3. Query Fields (Natural-Language Field Extraction)


poller = client.begin_analyze_document(
    "prebuilt-layout",
    AnalyzeDocumentRequest(url_source="https://myco.blob.core.windows.net/claims/claim-88.pdf"),
    features=["queryFields"],
    query_fields=["PolicyNumber", "DateOfIncident", "ClaimedAmount"],
)
result = poller.result()
for doc in result.documents:
    for name, field in doc.fields.items():
        print(name, "->", field.content)

4. Pair with Azure OpenAI for RAG Ingestion

The typical pattern for document-heavy RAG: Document Intelligence → chunks of Markdown → Azure OpenAI embeddings → Azure AI Search index.


# 1) Parse PDF to Markdown via Document Intelligence Layout
md = client.begin_analyze_document(
    "prebuilt-layout",
    AnalyzeDocumentRequest(bytes_source=pdf_bytes),
    output_content_format=ContentFormat.MARKDOWN,
).result().content

# 2) Chunk by headings / token count (use langchain MarkdownHeaderTextSplitter, etc.)
chunks = chunk_markdown(md, max_tokens=500)

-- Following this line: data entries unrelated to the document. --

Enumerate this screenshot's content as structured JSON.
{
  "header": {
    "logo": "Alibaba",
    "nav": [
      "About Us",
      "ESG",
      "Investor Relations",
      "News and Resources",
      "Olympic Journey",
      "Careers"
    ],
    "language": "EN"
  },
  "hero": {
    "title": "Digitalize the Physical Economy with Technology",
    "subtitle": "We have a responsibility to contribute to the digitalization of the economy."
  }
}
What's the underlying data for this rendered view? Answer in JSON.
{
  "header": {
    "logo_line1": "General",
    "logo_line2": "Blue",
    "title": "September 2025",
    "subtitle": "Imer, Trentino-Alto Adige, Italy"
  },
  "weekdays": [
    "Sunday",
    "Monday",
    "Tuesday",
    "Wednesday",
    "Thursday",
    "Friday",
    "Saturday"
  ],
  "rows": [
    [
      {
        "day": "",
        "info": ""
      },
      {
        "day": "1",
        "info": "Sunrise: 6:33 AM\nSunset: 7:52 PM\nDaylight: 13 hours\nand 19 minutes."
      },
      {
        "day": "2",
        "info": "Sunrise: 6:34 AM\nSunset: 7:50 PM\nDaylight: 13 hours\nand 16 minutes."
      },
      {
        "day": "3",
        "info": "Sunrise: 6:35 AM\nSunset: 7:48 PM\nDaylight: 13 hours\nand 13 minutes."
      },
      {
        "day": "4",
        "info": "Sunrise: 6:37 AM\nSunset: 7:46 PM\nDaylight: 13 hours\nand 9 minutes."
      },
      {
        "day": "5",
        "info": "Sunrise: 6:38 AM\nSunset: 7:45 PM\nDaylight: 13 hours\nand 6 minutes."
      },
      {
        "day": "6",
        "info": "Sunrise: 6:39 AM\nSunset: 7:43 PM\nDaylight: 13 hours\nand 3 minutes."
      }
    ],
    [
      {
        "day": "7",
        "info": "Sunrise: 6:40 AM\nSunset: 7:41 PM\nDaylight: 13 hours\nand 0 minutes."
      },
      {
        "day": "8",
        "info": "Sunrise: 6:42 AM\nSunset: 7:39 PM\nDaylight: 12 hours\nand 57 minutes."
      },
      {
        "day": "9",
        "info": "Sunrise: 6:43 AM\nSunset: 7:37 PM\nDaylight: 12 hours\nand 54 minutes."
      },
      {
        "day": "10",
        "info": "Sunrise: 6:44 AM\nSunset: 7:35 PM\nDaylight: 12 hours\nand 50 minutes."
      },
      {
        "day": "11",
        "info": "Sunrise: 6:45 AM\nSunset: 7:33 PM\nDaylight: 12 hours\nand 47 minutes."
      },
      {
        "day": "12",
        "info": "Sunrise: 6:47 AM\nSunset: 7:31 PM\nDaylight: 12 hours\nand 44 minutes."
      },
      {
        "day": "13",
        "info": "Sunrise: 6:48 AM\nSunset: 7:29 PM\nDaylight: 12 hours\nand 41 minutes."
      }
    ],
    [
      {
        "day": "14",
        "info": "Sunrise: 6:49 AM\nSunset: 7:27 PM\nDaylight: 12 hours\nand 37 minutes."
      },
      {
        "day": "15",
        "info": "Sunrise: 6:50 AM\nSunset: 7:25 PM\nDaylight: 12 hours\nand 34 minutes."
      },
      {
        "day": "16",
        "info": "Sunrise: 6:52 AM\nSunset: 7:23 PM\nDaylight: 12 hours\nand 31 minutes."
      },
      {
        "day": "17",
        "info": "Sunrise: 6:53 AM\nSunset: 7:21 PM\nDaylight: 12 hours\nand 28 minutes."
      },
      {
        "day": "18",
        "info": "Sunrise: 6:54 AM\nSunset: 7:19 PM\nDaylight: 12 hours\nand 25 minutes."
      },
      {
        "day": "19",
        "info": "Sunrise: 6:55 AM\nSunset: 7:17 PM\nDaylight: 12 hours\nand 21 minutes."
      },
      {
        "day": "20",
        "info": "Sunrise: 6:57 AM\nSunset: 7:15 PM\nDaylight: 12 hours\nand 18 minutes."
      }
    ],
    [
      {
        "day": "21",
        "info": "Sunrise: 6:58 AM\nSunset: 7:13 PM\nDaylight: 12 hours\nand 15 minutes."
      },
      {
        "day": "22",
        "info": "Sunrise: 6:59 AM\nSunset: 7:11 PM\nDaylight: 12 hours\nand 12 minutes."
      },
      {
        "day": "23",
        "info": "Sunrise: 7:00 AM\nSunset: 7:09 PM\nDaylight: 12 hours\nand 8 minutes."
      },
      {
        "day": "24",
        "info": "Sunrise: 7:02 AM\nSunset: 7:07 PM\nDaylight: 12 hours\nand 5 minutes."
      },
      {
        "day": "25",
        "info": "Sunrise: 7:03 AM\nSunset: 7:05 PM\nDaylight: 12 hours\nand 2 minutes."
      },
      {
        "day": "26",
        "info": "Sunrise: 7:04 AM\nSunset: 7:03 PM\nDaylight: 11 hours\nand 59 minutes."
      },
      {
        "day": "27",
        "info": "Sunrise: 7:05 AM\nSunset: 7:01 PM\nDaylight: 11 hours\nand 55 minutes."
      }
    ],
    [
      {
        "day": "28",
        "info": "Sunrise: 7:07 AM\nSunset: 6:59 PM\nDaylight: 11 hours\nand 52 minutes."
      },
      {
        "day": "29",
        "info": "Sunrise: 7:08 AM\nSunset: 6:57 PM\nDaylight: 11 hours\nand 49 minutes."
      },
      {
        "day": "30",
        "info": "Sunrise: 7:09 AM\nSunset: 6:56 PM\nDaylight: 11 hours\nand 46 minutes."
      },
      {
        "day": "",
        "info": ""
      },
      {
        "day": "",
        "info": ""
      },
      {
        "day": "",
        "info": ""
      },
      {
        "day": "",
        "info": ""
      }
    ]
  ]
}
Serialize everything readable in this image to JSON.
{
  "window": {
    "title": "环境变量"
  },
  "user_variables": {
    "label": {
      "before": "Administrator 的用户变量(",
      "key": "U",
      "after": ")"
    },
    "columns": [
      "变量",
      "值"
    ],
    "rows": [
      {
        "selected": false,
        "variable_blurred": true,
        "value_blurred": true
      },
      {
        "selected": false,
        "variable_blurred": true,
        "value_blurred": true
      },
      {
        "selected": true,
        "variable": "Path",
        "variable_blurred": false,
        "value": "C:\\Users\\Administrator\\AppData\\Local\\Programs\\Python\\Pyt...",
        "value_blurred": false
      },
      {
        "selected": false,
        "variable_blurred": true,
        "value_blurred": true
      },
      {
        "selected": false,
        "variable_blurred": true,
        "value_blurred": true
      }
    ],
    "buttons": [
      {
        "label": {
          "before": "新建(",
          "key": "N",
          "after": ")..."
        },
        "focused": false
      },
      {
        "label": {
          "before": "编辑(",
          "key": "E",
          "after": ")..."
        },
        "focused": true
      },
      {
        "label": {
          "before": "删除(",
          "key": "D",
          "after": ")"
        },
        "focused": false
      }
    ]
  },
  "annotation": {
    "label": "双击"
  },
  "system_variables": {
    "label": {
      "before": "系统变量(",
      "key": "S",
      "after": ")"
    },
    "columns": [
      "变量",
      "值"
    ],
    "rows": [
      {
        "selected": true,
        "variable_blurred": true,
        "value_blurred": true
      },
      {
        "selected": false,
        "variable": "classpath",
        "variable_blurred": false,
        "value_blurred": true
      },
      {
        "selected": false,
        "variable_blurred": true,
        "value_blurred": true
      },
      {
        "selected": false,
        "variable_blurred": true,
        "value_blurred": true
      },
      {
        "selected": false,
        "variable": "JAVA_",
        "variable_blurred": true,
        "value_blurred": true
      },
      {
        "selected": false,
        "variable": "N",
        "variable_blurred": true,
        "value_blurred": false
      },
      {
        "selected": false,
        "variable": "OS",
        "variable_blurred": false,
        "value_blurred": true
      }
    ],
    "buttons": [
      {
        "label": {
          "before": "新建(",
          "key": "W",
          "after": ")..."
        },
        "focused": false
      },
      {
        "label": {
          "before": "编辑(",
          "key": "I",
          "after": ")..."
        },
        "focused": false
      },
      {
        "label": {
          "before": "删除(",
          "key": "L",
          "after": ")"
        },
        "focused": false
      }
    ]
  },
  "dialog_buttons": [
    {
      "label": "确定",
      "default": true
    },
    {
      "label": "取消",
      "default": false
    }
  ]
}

# 3) Embed chunks with Azure OpenAI
from openai import AzureOpenAI
aoai = AzureOpenAI(azure_endpoint="...", api_key="...", api_version="2024-10-21")
vectors = aoai.embeddings.create(model="embedding-3-large-prod", input=chunks).data

# 4) Upload to Azure AI Search (see the AI Search page for index schema)
documents = [{"id": f"doc-{i}", "content": c, "content_vector": v.embedding}
             for i, (c, v) in enumerate(zip(chunks, vectors))]
search_client.upload_documents(documents)

When to Choose Document Intelligence:

You need structured fields from invoices, receipts, IDs, tax forms, contracts, or custom forms.
You're building a RAG pipeline over PDFs and want high-quality Markdown with preserved tables.
You need bounding boxes and confidence scores for downstream validation or human-in-the-loop review.
Compared to Azure AI Vision OCR: Document Intelligence understands document structure (forms, tables, reading order); use AI Vision OCR only for unstructured text in images.